P.R. : Ma mère, tout d’abord, en m’apprenant dès l’âge de trois ans les Fables de La Fontaine, mon oncle en me donnant à lire à 14 ans une version allégée de Guerre et Paix, Tolstoï donc, puis tous les Russes ou presque. Mais c’est Marguerite Duras qui m’a vraiment mis la plume à la main. Ensuite j’ai eu la chance de suivre le séminaire « Critique sentimentale » de l’essayiste Pierre Pachet qui m’a pour ainsi dire vraiment appris à lire, à y exercer mon jugement.
L.V.D.C. : Quel est le premier texte antique, auquel vous avez été confronté ? Quelle a été votre réaction ?
P.R. : Je ne sais plus.

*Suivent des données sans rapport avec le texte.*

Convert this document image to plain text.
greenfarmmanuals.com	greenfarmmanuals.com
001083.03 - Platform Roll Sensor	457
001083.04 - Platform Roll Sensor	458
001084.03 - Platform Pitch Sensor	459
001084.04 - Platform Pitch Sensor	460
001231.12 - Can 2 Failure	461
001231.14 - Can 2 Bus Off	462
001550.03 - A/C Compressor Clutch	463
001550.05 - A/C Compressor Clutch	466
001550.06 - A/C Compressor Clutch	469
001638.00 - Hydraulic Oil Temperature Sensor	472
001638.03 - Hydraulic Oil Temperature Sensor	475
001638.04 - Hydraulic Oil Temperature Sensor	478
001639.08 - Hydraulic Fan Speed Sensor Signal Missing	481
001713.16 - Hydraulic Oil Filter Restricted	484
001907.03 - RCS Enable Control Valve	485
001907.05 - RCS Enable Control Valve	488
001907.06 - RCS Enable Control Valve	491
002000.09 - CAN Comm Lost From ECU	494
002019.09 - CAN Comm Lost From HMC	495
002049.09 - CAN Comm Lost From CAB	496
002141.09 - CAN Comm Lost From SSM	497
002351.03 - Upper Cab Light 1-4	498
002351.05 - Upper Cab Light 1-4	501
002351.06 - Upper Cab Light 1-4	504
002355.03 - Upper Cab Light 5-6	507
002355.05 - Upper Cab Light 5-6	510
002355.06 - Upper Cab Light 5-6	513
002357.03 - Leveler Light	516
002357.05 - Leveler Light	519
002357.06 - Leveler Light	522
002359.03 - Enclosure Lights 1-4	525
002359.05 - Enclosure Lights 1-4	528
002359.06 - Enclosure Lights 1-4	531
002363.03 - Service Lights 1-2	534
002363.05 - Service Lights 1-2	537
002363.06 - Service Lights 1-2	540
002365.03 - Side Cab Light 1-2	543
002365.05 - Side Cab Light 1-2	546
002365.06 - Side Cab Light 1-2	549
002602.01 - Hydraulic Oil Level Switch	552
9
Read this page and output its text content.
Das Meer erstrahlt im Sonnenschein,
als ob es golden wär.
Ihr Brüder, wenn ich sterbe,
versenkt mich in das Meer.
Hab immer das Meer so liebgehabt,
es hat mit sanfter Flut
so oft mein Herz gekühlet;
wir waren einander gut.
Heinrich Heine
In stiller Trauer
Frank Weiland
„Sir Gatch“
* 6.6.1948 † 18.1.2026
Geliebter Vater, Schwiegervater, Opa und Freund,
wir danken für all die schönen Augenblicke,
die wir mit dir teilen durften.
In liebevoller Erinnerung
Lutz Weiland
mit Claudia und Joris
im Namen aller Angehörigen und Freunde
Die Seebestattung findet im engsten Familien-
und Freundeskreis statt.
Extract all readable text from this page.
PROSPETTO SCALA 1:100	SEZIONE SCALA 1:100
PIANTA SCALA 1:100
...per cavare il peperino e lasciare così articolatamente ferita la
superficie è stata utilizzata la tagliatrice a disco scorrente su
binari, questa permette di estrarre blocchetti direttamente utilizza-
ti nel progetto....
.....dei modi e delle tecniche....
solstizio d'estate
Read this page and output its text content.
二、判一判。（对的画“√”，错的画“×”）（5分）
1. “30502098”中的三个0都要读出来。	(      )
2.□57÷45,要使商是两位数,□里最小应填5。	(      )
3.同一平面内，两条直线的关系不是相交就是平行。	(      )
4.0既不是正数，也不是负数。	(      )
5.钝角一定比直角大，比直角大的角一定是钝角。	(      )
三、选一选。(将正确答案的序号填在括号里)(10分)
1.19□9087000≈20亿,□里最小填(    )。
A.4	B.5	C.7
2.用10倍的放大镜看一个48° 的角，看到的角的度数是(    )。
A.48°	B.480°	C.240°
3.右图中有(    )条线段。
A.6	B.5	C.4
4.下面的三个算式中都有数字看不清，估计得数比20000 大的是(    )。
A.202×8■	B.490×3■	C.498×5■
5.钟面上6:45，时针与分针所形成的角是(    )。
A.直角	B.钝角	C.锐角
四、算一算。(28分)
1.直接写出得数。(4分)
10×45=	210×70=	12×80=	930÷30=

Je suis d’un âge où l’on commençait le latin en 6ᵉ. Mais la véritable entrée s’est faite beaucoup plus tard. A la fac où j’ai commencé des études tardives, j’avais déjà 38 ans, avec Lucrèce, puis surtout avec Horace. Lucrèce, je l’ai trouvé passionnant mais c’était un cours de littérature et non de langue et nous n’avons jamais regardé le texte latin. Tandis qu’Horace, je l’ai fait en version. C’est par la satire numéro 4 qu’a commencé mon long voyage dans le latin.
L.V.D.C. : Vous publiez ces jours-ci Le Roman de Mécène : comment comprendre ce titre ? Quelles sont les nuances ou les différences avec une biographie ? Un roman historique ?
P.R. : Tout simplement, comme Le Roman de Renard, sauf que ce dernier se présente sous forme de scénettes, de petites histoires, tandis que le mien essaie de se dérouler sans à coups, de tirer les fils d’une histoire, de faire un tout. Un tout entre le passé et le présent, entre Mécène et moi, entre le réel et l’imaginaire. Comme quand on dit : c’est tout un roman. Le livre est biographique dans la mesure où je me suis servie de ce que les sources nous disent de Mécène, historique dans la mesure où j’essaie, avec le plus de soin possible mais avec mes limites, de rendre compte des connaissances que nous avons sur l’époque. Mais il est surtout une projection de mon monde intérieur où cohabitent tant bien que mal la poésie (La Fontaine), le désir de beau, la certitude de la filiation avec Rome.
L.V.D.C. : Quel est l’origine de ce projet et comment s’inscrit-il dans la filiation de vos œuvres ?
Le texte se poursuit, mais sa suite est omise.